PRA MIM FAZER/ DEIXA EU VER (?)
O uso dos pronomes sempre provoca
dúvidas, portanto vale o lembrete: evitar o “mim” como sujeito de infinitivo, o
velho “pra mim fazer”, ainda comum tanto na fala como nas mensagens de texto.
O sujeito de um verbo (mesmo no
infinitivo) é um pronome do caso reto (eu). É por isso que a estrutura correta,
na língua-padrão, é “Ele disse para eu fazer a lista de convidados”, não
“Ele disse para mim fazer a lista de convidados”.
As coisas, porém, nunca são tão
simples. A frase “Deixa eu ver a foto!”, muito ouvida, também não está correta.
Ora, mas o pronome do caso reto não é o sujeito do verbo “ver”? Esse
passo é um pouquinho diferente e mais complicado.
Por que, em vez de “Mandei ele
trazer as bebidas de manhã”, devemos dizer “Mandei-o trazer as bebidas de
manhã”? O caso é idêntico ao anterior. Note que os verbos “deixar” e “mandar”

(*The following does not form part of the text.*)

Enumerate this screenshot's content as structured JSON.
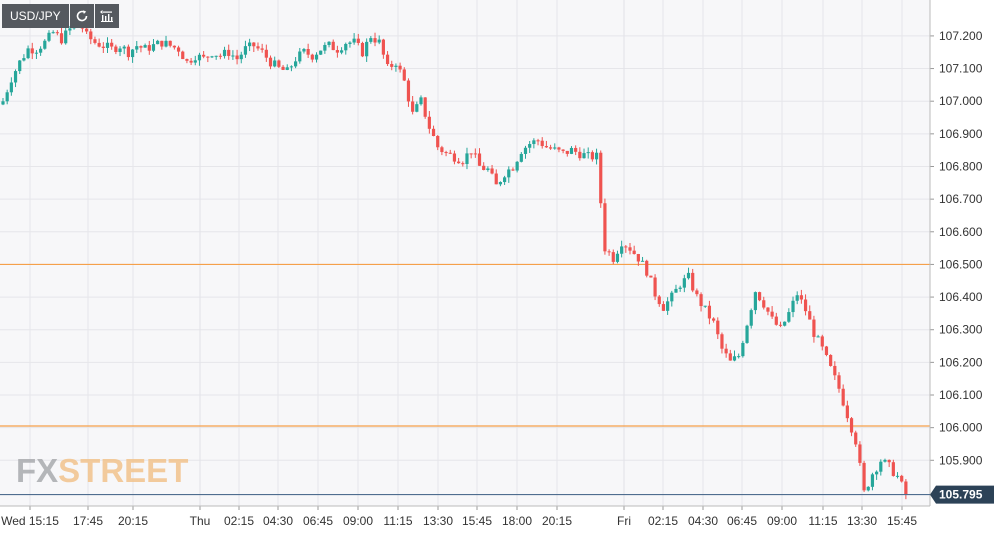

são transitivos diretos. Essa é a “pista”. Depois deles, o pronome, mesmo sendo
sujeito de um infinitivo, permanecerá no caso oblíquo (me, te, se, o, a, nos,
vos, os, as).
O resultado são frases como
estas: “Deixe-me ver a foto!, “Mandei-o trazer as bebidas de manhã”, “Ela
sempre me faz rir”, “Ela nos ouviu contar a história ao seu namorado”, Não o
sinto incomodar-se com isso” etc.
HOMÔNIMOS E PARÔNIMOS
Confundir uma palavra com outra –
e a nossa língua é cheia de homônimos e parônimos, o que é um convite à
confusão – pode ser considerado um erro desagradável.
Não diga “áurea” (relativa ao
ouro) quando quiser se referir à “aura” de uma pessoa. Não confunda “mandato
da presidente” com “mandado de busca e apreensão”. Não use “tráfico”
para falar do trânsito de automóveis (“tráfego”) nem confunda “sessão de
cinema” (projeção do filme) com “seção de achados e perdidos” (setor
que, em Portugal, é de perdidos e achados, na ordem em que as coisas ocorrem).
E ainda: nem tudo se escreve
exatamente como se pronuncia. Nada de escrever “Estou com priguiça” só
porque você pronuncia o “e” com som de “i”. A grafia correta é “preguiça”, com
“e”. Você não pronuncia o “r” final dos infinitivos? Tudo bem, é normal, mas
nem por isso você escreverá “Vou levá os doces”, “Você pode comprá
as bebidas?”. Nada disso: “Vou levar os doces”, “Você pode comprar
as bebidas?”.
A melhor dica sempre fica para o
fim. Então lá vai: ler mais! Leitura (de bons livros) ajuda a pensar melhor, a
fundamentar as opiniões e, de quebra, a fixar a gramática da língua. Quanto aos
relacionamentos, a regra é não haver regras…
REFERÊNCIAS
NICOLETI, Thaís. A língua portuguesa no romance digital. Disponível em: http://thaisnicoleti.blogfolha.uol.com.br/2016/04/05/a-lingua-portuguesa-no-romance-digital/.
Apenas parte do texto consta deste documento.